Segala pujian hanya untuk Allah, setelah beberapa kali mencoba mengirimkan surat lamaran ke beberapa perusahaan, Allah menunjukkan kekuasaanNya. Tidak lama berselang, seorang saudara menawarkan pekerjaan kepadaku. Walaupun hanya sebagai karyawan magang dan dikontrak hanya sekitar 3 bulan dengan gaji yang tidak terlalu besar, itu sudah alhamdulillah karena dalam bekerja aku tetap dapat berjilbab dan berpakaian sesuai syari'at. Sujud syukur pun terhanturkan.

Ketika tiga bulan berlalu dan kebingungan kembali menyergap, Allah kembali menunjukkan kuasanya. Kontrak kerja yang semula hanya tiga bulan diperpanjang untuk tiga bulan ke depan. Bukti itu kembali hadir tatkala adikku mendapatkan perkerjaan sesaat setelah pengumuman kelulusan diberitahukan. Meskipun tidak tahu bagaimana selanjutnya, hanyalah keyakinan yang ku tanamkan bahwa Allah tak akan pernah menyulitkan hamba yang senantiasa meminta dan yakin padaNya. 

Pelan-pelan, kami mencoba menata kembali kehidupan keluarga kami di jalan Allah. Alhamdulillah berbagai hikmah kian nampak. Kedekatan antar anggota keluarga pun semakin erat. Hidayah-hidayah Allah menjadi penerang kehidupan, petunjuk menuju kebenaran.

Saudaraku, yakinlah disetiap kesulitan yang menghimpitmu, Allah selalu memberikan jalan yang lebih lapang. Nikmat yang tiada berkurang. Janganlah ragu akan karuniaNya, karena Allah tidak tidur. Allah tidak akan meninggalkan hamba-hambaNya yang senantiasa memohon kepadaNya.
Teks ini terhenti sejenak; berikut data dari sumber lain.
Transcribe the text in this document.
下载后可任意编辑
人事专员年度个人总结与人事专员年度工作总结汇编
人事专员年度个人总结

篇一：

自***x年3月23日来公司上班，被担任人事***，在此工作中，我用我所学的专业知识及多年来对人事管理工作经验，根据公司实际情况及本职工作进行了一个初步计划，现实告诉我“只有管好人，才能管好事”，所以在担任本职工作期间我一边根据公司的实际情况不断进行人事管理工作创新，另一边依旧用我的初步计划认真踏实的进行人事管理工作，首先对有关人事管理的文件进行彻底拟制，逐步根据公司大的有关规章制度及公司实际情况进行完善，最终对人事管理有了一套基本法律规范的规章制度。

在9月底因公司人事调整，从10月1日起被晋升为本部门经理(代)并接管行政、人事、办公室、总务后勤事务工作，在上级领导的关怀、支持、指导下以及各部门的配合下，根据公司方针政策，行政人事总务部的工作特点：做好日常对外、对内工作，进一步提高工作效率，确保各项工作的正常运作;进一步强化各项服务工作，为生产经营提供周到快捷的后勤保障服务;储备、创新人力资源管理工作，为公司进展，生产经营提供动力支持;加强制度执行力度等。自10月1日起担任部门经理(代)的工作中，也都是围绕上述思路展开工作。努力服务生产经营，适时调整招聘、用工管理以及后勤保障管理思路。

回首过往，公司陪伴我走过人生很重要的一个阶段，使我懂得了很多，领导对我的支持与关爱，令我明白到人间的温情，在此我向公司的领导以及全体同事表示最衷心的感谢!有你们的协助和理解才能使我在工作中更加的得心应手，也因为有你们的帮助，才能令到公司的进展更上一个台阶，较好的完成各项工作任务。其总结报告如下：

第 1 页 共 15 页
Hadits Abu Hurairah r.a ia berkata, Rasulullah bersabda:

"Allah berfirman: 'Aku berada pada sangkaan hamba-Ku. Aku selalu bersamanya jika ia mengingat-Ku. Jika ia mengingat-Ku pada dirinya maka Aku mengingatnya pada diri-Ku. Jika ia mengingat-Ku dalam suatu kaum, maka Aku akan mengingatnya dalam suatu kaum yang lebih baik darinya. Dan jika ia mendekat kepada-Ku satu jengkal, maka Aku akan mendekat padanya satu hasta. Jika ia mendekat kepada-Ku satu hasra maka Aku akan mendekat padanya satu depa. Jika ia datang kepadaku dengan berjalan kaki, maka Aku akan datang kepadanya dengan berlari."